Of course it’s possible to achieve this while at home too, but I personally don’t have the will power to maintain a TV free week while home alone with my four kids. Sesame Street inevitably gets turned on so I can sneak away to get something done.
The Daycare Negatives
I’m fully aware there are some, with increased illness topping my list. It’s just the nature of that environment. However it’s not my goal here to highlight them, but to provide support and hope to those parents faced with placing their child in a care facility.

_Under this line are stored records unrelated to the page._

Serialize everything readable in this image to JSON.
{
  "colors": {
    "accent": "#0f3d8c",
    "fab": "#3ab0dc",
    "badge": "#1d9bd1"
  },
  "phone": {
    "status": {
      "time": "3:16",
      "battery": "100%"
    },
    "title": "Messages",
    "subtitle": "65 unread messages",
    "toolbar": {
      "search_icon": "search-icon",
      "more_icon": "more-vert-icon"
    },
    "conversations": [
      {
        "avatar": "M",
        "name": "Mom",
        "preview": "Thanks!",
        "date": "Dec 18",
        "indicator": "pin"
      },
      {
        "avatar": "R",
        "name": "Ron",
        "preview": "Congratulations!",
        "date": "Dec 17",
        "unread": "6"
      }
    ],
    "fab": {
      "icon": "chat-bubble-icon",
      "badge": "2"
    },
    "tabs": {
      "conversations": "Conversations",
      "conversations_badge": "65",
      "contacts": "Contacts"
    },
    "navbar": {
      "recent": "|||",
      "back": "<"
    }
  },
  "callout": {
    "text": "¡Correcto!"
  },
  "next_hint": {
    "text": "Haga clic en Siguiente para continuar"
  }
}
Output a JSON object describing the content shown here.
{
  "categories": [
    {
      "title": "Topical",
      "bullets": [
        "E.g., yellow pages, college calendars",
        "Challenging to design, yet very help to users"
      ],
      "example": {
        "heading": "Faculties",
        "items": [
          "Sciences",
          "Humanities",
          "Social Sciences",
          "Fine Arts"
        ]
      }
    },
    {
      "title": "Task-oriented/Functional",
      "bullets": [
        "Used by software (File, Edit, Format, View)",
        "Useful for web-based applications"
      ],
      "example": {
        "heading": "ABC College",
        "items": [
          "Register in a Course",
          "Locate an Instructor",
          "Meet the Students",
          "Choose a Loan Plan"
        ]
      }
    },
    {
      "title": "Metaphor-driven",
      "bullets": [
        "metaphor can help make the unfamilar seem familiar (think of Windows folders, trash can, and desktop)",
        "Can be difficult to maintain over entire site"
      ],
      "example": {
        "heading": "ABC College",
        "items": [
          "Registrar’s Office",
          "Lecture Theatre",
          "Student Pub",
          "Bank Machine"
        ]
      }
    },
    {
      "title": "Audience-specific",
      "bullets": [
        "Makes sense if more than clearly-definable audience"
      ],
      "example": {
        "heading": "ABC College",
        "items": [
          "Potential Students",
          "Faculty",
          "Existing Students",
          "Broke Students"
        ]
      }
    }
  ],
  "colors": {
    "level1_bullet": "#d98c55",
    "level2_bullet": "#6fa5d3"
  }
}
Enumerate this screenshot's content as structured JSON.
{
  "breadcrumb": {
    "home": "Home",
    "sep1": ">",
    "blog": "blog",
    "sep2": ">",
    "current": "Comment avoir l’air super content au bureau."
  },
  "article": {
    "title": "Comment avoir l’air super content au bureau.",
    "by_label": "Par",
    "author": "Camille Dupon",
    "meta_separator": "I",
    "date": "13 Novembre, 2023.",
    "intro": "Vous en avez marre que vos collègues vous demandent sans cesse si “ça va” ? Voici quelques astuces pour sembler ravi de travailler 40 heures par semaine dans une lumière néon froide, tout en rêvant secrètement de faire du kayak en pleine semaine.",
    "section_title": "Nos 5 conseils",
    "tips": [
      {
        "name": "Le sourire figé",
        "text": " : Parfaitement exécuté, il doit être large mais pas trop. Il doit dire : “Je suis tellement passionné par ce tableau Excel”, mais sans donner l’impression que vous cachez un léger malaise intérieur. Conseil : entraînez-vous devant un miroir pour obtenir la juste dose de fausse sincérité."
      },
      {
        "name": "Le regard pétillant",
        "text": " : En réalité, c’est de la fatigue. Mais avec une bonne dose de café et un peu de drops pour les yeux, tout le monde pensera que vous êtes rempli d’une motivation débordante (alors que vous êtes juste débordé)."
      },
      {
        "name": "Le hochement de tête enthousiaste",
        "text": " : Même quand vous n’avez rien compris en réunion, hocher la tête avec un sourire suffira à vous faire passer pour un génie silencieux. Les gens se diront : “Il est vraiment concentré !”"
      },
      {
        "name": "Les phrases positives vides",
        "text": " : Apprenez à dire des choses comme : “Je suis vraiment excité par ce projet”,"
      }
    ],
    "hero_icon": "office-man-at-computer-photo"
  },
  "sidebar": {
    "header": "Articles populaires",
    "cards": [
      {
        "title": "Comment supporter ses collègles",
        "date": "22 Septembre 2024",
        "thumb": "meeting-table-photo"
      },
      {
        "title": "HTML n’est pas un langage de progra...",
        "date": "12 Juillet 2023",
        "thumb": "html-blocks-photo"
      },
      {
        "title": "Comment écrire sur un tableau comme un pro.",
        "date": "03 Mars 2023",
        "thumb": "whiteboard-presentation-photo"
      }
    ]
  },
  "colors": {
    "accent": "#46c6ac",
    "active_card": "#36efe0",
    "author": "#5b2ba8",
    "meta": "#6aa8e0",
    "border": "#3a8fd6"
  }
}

If it’s something your family has decided must be done, there is no point in dwelling on the negatives. A disheartened attitude doesn’t help you or your baby.
A Well Adjusted Child
My daughter entered daycare at 12 weeks of life, and remained in daycare until she was about four. We kept her in the same school throughout. Although I had days where I contemplated other facilities, I felt that consistency far outweighed any minor annoyances I might have had that month in regards to the daycare we selected.
Outside of a move, I suggest doing your very best to select a quality daycare in the beginning, and remain there if possible. I watched many children leave our school, only to return soon after. The constant bouncing around will take its toll on your child, and lessen the value that the daycare experience can provide.
At this point my daughter is eight and in second grade. I look at her with pride every day. She’s an intelligent, confident girl who is affectionate, compassionate and caring with others. I feel tremendously close with her and in no way feel that she is any worse off for her time spent in a daycare facility.